The combination of a new director (Alfonso Cuaron taking over from Chris Columbus) for film three, a darker look, and a trio of now older leads make for a movie quite unlike either of the initial entries. I enjoyed the first two "Potters," mind you, but I thought they were mostly about special effects, the wonders of visual excitement, more than about story or characters. They were, in effect, cute and fun and delightful to look at.
This third, 2004 release in the series, "Harry Potter and the Prisoner of Azkaban," is much more ominous and much more grown-up, so to speak, than the first two. That said, I wish it had more of a story to go with it. But we might lay that deficiency at the doorstep of the book's author, J.K. Rowling, as much as on director Cuaron. Rowling had certainly blossomed as a writer by the third "Potter" installment, but she still tended to be rather unfocused in her plot line, as the movie demonstrates, and wordier than ever, which the movie improves upon. Still, it takes Cuaron well over two hours to tell very little tale.
Yet the tone, mood, and atmosphere in number three are so much more imaginatively serious--even Hogwarts and its surroundings looking and feeling different--that it more than makes up for the thin narrative. Additionally, the three young leads have matured and become better actors, delivering more authoritative and realistic performances.
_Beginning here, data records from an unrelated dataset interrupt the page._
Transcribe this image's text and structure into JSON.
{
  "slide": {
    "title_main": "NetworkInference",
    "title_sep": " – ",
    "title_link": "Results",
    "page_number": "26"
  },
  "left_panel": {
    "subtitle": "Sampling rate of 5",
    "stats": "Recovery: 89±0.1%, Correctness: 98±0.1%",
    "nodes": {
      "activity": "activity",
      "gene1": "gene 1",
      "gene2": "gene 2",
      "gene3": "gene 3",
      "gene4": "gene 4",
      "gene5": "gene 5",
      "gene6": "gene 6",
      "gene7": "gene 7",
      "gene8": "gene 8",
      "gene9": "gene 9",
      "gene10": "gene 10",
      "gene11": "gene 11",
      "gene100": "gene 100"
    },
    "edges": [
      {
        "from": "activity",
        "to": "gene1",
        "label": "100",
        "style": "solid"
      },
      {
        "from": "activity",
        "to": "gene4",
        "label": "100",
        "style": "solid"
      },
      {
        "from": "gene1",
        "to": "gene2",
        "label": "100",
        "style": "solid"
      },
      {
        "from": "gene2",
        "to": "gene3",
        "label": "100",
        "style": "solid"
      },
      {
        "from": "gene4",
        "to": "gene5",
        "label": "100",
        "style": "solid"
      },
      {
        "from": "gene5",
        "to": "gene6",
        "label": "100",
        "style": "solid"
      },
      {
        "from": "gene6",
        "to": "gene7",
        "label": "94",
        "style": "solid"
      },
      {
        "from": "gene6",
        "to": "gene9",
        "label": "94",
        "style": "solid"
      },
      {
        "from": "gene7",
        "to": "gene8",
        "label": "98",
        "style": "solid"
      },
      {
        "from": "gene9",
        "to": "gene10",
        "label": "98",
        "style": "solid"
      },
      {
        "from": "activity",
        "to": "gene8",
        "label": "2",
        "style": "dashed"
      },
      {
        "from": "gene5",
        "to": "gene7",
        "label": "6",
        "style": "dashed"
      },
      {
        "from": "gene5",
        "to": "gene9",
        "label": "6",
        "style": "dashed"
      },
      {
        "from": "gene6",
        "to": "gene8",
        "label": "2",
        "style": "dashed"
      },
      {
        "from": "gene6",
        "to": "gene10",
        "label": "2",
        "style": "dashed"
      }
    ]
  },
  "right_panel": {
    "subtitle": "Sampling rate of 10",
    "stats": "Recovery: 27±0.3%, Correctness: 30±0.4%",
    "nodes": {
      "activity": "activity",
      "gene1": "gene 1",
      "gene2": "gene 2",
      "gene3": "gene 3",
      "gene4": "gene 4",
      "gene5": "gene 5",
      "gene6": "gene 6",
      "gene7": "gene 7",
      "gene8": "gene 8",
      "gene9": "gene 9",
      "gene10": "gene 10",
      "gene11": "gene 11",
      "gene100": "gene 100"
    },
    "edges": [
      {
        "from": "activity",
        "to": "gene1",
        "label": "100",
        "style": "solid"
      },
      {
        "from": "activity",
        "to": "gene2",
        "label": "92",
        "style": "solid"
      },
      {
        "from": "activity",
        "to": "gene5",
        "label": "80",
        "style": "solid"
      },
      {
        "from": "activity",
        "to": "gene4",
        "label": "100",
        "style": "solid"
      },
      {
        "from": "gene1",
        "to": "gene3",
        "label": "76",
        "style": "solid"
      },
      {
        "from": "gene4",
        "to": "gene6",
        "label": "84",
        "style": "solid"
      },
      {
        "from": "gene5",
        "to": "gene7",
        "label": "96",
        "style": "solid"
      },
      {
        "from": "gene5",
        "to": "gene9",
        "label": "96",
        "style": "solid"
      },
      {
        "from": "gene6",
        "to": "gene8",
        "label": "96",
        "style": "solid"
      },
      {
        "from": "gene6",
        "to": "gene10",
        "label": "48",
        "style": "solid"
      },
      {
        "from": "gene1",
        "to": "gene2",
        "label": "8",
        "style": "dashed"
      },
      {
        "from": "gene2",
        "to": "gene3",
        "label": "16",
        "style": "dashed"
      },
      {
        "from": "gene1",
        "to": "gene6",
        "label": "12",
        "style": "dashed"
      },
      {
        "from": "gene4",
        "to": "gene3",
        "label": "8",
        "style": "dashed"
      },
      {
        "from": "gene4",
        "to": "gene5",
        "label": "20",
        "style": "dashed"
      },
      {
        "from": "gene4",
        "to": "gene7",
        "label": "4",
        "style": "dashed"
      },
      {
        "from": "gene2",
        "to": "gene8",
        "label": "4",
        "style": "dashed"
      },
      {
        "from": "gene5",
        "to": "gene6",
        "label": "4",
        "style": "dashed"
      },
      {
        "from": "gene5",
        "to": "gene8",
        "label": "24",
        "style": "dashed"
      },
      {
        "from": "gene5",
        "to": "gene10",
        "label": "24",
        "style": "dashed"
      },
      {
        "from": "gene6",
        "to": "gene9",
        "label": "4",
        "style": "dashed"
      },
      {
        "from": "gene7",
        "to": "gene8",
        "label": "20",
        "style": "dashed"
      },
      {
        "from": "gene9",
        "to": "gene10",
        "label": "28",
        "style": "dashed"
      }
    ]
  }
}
Although I liked this new one better than the first two "Potters," I still find it hard to give it the 8/10 I'd like because of those reservations about its not covering much story ground. "The Prisoner of Azkaban" feels like just what it is--a transitional tale, a bridge between the first two introductory books and the next ones to follow. Seen as a link in the progression of stories, "Azkaban" works well enough, but taken on its own, it feels rather unfinished and, ultimately, unfulfilling.
As I said before, I still think this latest "Potter" is the best so far, but I have to say it feels a little flat. The pacing is certainly one culprit, as the story doesn't really go very quickly in any particular direction; but also I attribute the story's lackadaisical nature to the fact that it has so little to say beyond a few character discoveries. The first two movies, while less developed in style and tone, told self-contained stories. They stood on their own. This latest one feels more like a brief anecdote than a fully evolved narrative; it's like a chapter in a book rather than a complete novel. The story is merely continuing the series with another episode in Harry's life of chronically dire predicaments and baleful scrapes, this time his trials with adolescence. I had the feeling as the movie was going on and again when it was over that while a lot of action occurred, nothing much actually happened.
On the other hand, I thoroughly enjoyed the new look. Hogwarts is gloomier than ever, no longer the place of childhood fancy but of genuine frights. And Hagrid's hut being farther from the castle and down a steep incline gives the movie a more visually diverse and appealing look, making Hagrid more of an outsider at the same time. I liked these touches.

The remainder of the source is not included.